Sourcewatch.org documented a sampling of some "deeply troubling" 2004 practices:
- the major media blackout (and too much of it from progressive sources);
- nearly half the six million American voters living or expected to be abroad never received requested absentee ballots, or got them too late; military personnel, likely to vote Republican, had no such problems;
- the Republican National Committee hired consulting firm Sproul & Associates to register voters in six battleground states; they reportedly refused to register Democrats;
- malfunctioning New Mexico voting machines wiped out 20,000 votes to let Bush carry the state by a 5988 margin;
- faulty voting equipment spoiled one million or more ballots; Greg Palast reported "over three million votes cast but never counted" broken down as follows:
- rejected provisional ballots (for registered voters unlisted on rolls) - 1,090,729;
- rejected spoiled ballots (ones malfunctioning machines didn't count) - 1,389,231;
- uncounted absentee ballots (for minor technical reasons) - 526,420; and
- registered voters barred from voting (alleged ex-felons, blacks, Latinos, and others in Democrat counties) — no precise number known nationwide but it was easily in the hundreds of thousands.

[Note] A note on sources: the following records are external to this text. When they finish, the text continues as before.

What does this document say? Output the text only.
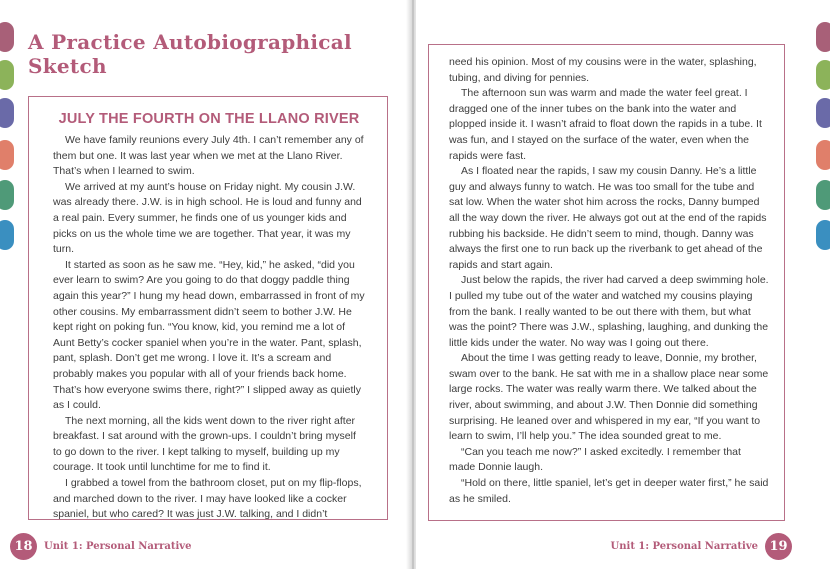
A Practice Autobiographical Sketch
JULY THE FOURTH ON THE LLANO RIVER

We have family reunions every July 4th. I can’t remember any of them but one. It was last year when we met at the Llano River. That’s when I learned to swim.

We arrived at my aunt’s house on Friday night. My cousin J.W. was already there. J.W. is in high school. He is loud and funny and a real pain. Every summer, he finds one of us younger kids and picks on us the whole time we are together. That year, it was my turn.

It started as soon as he saw me. “Hey, kid,” he asked, “did you ever learn to swim? Are you going to do that doggy paddle thing again this year?” I hung my head down, embarrassed in front of my other cousins. My embarrassment didn’t seem to bother J.W. He kept right on poking fun. “You know, kid, you remind me a lot of Aunt Betty’s cocker spaniel when you’re in the water. Pant, splash, pant, splash. Don’t get me wrong. I love it. It’s a scream and probably makes you popular with all of your friends back home. That’s how everyone swims there, right?” I slipped away as quietly as I could.

The next morning, all the kids went down to the river right after breakfast. I sat around with the grown-ups. I couldn’t bring myself to go down to the river. I kept talking to myself, building up my courage. It took until lunchtime for me to find it.

I grabbed a towel from the bathroom closet, put on my flip-flops, and marched down to the river. I may have looked like a cocker spaniel, but who cared? It was just J.W. talking, and I didn’t

18	Unit 1: Personal Narrative

need his opinion. Most of my cousins were in the water, splashing, tubing, and diving for pennies.

The afternoon sun was warm and made the water feel great. I dragged one of the inner tubes on the bank into the water and plopped inside it. I wasn’t afraid to float down the rapids in a tube. It was fun, and I stayed on the surface of the water, even when the rapids were fast.

As I floated near the rapids, I saw my cousin Danny. He’s a little guy and always funny to watch. He was too small for the tube and sat low. When the water shot him across the rocks, Danny bumped all the way down the river. He always got out at the end of the rapids rubbing his backside. He didn’t seem to mind, though. Danny was always the first one to run back up the riverbank to get ahead of the rapids and start again.

Just below the rapids, the river had carved a deep swimming hole. I pulled my tube out of the water and watched my cousins playing from the bank. I really wanted to be out there with them, but what was the point? There was J.W., splashing, laughing, and dunking the little kids under the water. No way was I going out there.

About the time I was getting ready to leave, Donnie, my brother, swam over to the bank. He sat with me in a shallow place near some large rocks. The water was really warm there. We talked about the river, about swimming, and about J.W. Then Donnie did something surprising. He leaned over and whispered in my ear, “If you want to learn to swim, I’ll help you.” The idea sounded great to me.

“Can you teach me now?” I asked excitedly. I remember that made Donnie laugh.

“Hold on there, little spaniel, let’s get in deeper water first,” he said as he smiled.

Unit 1: Personal Narrative 19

Palast also reported that a US Census voter turnout announcement (seven months after the election) confirmed (in a footnote) that 3.4 million fewer votes were cast than the "official" Clerk of the House of Representatives tally — telling evidence of voter disenfranchisement.
Sourcewatch.org further reported:
- exit polls in 30 states deviated from final results by amounts far beyond margins of error; in all but four states, discrepancies favored Bush; it's widely acknowledged that exit polling is the most reliable predictor of final results; not in 2004 with Ohio Exhibit A:
- tens of thousands of eligible voters were illegally purged from the rolls;
- Democrat registration cards weren't processed;
- 357,000 voters, overwhelmingly Democrat, were prevented form voting or their votes weren't counted; Bush's Ohio "victory" margin was 118,599 — clear proof he lost and Kerry carried the state and the election;
- there were too few Democrat precincts, and they got fewer voting machines than Republican ones; as a result, people waited up to 12 hours to vote; some gave up and went home; others were denied and told they were at the wrong precinct;
- evidence that over 80,000 Kerry votes went for Bush, and most disturbing of all that
- one in every four Ohio registrants showing up to vote discovered they weren't listed on the rolls because of Republican Secretary of State and co-chair of Bush's re-election committee Kenneth Blackwell's purging.

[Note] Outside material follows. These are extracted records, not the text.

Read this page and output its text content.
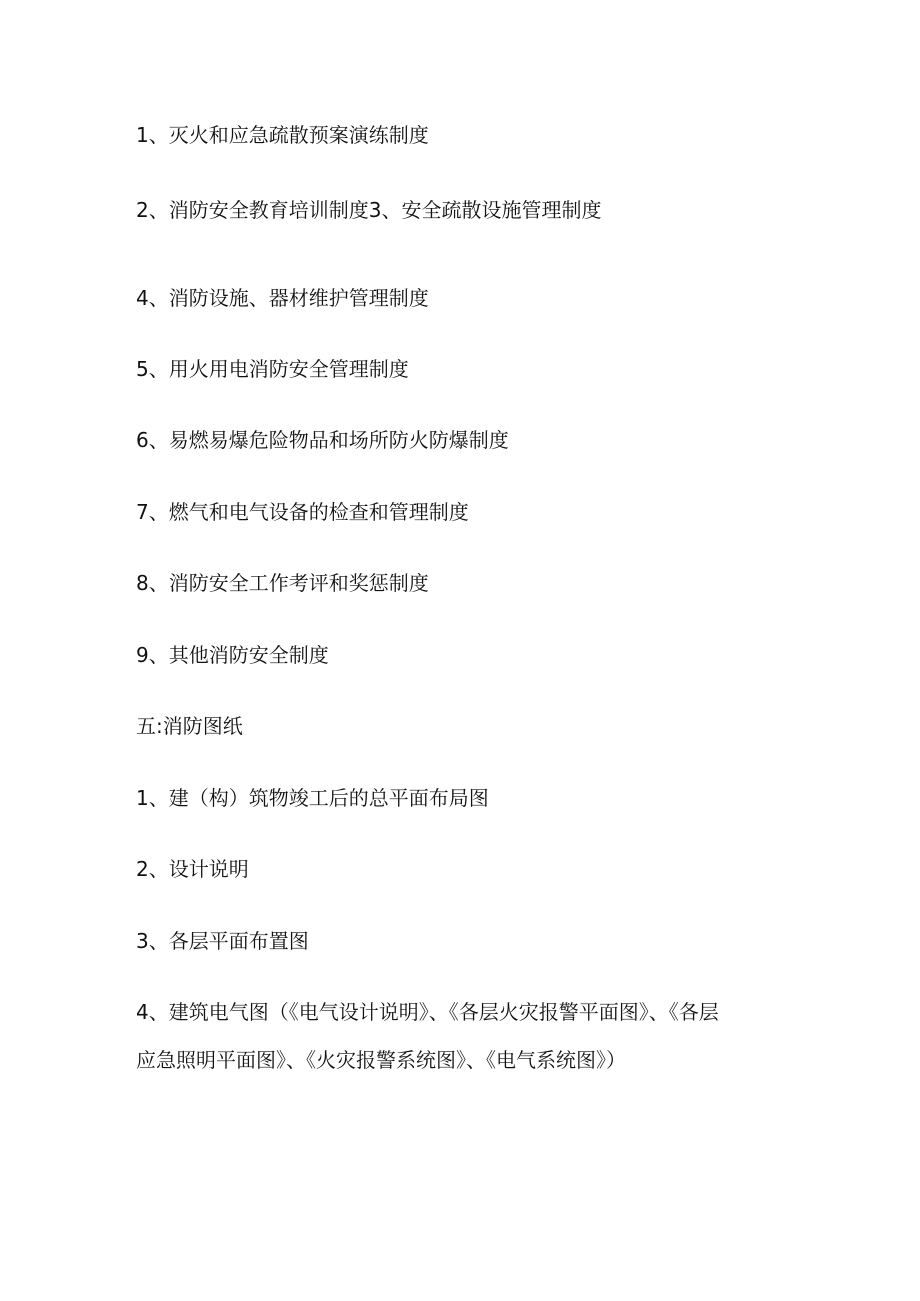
1、灭火和应急疏散预案演练制度
2、消防安全教育培训制度3、安全疏散设施管理制度
4、消防设施、器材维护管理制度
5、用火用电消防安全管理制度
6、易燃易爆危险物品和场所防火防爆制度
7、燃气和电气设备的检查和管理制度
8、消防安全工作考评和奖惩制度
9、其他消防安全制度
五:消防图纸
1、建（构）筑物竣工后的总平面布局图
2、设计说明
3、各层平面布置图
4、建筑电气图（《电气设计说明》、《各层火灾报警平面图》、《各层
应急照明平面图》、《火灾报警系统图》、《电气系统图》）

These and other practices were rampant in Ohio, Florida and around the country in key battleground and other states:
- the Republican National Committee's Voter Outreach of America collected thousands of Nevada voter registration forms; Republican ones were turned in to public officials; those for Democrats were destroyed;
- too few voting machines were in Democrat precincts, and many of them malfunctioned or broke down; in Republican precincts, voting went smoothly;
- some Democrat precinct polling stations never opened; others opened late and closed early;
- Republican-funded agitators were deployed in key Democrat precincts; they intimidated voters with unfounded threats of imminent arrest for failure to pay child support, unpaid parking tickets, and other false accusations;
- key Republican counties recorded impossibly high turnouts — up to 98% and in some cases higher than the number of registered voters; in Democrat ones, the reverse was true — as low as 7%;
It showed democracy in America is pure fantasy, but you'd never know it from major media reports — and too many reports from sources that should know better.